Uncle Connie, Aunt Tootsie, and Aunt Judy 1960

My paternal side was similar but different. Out of 5 siblings, 3 lived in the Wallingford. One, Uncle Eddie, lived in Meriden with his wife and two sons. I have no memory of meeting Aunt Ann or his sons although we went to a son’s wedding when I was 9 or 10. Uncle Walt was in the Navy and lived primarily in California and Louisianna with his wife and two sons.

So what prompted my Ancestry search and storytelling?

The ancestry part came about on our move from California to Connecticut. We stopped in Meeker Oklahoma to visit with my husband’s family. We met with his sister Linda and Cody and I met his Aunt Katherine and Great-Aunt Mildred. Aunt Mildred was her family researcher. She had family sheets for her and her husband Jesse and all of Jesse’s siblings, at least 10 that lived to adulthood including my husband’s grandmother Virgia Cleo.

While reading through the family sheets and various notes, it was exciting to think about the place in history this family held. It made me curious about mine.

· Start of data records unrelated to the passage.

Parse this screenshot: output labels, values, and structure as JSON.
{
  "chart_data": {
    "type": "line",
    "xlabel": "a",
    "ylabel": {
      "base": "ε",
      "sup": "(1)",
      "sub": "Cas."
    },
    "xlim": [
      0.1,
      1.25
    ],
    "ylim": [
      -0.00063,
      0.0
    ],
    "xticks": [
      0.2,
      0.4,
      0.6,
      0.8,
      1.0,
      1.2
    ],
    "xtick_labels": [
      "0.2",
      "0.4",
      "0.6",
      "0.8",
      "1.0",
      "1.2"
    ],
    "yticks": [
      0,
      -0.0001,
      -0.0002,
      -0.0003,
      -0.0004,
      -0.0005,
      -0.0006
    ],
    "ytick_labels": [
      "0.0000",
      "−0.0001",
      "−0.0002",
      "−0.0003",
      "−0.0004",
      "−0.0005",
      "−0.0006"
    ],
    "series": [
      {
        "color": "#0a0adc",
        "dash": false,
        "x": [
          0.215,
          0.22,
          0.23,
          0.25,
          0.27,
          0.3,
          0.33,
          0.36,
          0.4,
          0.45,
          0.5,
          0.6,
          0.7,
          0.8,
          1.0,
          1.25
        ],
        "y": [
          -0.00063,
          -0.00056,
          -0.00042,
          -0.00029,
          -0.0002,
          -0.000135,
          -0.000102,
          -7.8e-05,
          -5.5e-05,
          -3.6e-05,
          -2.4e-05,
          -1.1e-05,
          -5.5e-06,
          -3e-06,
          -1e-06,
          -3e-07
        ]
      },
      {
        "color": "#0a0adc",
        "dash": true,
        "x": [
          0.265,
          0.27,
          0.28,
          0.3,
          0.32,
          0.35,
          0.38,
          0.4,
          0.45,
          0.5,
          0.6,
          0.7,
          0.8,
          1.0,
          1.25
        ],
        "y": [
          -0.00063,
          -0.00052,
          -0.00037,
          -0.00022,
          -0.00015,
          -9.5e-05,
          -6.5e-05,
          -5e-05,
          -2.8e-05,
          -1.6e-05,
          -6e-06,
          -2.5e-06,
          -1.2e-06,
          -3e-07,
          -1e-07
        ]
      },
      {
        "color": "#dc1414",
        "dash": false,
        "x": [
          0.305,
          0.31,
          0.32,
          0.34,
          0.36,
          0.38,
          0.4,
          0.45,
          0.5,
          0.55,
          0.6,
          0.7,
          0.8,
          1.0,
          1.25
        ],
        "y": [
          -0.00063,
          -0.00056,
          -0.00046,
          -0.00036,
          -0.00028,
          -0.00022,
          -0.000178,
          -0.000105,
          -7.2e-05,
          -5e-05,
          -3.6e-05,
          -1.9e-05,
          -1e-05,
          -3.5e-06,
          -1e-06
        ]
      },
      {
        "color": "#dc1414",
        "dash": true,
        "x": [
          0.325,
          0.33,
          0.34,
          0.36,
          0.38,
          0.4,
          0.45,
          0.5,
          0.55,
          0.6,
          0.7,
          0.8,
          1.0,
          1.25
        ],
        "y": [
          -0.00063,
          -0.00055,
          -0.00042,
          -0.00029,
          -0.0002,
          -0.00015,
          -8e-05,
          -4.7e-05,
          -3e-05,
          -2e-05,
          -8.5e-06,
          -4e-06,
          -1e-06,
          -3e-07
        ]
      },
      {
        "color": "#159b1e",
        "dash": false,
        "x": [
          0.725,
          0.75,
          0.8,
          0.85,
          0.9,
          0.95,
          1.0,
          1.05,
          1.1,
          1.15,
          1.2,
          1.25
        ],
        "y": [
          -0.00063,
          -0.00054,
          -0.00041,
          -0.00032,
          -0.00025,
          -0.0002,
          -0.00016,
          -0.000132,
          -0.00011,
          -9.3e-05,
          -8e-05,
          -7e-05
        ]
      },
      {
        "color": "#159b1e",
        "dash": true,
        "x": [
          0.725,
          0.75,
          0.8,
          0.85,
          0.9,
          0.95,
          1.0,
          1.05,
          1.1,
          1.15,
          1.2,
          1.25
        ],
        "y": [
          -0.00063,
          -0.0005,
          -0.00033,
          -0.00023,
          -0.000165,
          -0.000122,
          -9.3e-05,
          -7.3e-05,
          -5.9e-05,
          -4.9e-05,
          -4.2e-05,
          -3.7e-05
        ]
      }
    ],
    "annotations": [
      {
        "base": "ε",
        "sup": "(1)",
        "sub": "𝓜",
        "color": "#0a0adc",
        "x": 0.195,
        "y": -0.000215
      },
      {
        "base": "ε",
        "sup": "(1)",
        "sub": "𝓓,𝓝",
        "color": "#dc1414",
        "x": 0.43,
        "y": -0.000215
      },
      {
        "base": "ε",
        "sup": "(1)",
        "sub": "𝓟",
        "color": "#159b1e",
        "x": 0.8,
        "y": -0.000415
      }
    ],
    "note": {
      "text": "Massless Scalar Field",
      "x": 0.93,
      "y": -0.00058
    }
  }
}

Between 1995 and 2000, I used Family Tree Maker software for my work. In 2000, Ancestry created its website to help people share their family trees and information. I still had to mail requests for documents but this was a good start. Once documents started coming and people added more information, it was easier to piece information together. The stronger Ancestry has become the more family there is and the DNA connections made it even stronger. My Heritage is another site I joined because it is a better tool for Eastern European records.

From there, I started asking questions of my older family members like my dad and his siblings and my mother’s two sisters. They were all full of information and of course, Aunt Tootsie had all the family pictures. The stories they told were usually stand-alone but sometimes a comment would be a clue to help something else suddenly make sense or confirm what someone else had said. I remember how crazy it was to discover my half-aunt Joanne through DNA when we couldn’t figure out how we were related or to hear about my grandmother taking in her cousin’s infant daughter and then seeing the documents where she had to give her up for adoption because of her own growing family.

I’m always excited when I find new ancestors or learn the dates and locations where they lived. It helps to piece together their lives and the stories are created from there. Some people left us far too soon. By telling their stories, someone will realize they got those woodworking skills from their dad, grandfather, AND great-grandfather. Or that fierceness comes from their great-grandmother. Telling their stories keeps the connections to the past alive.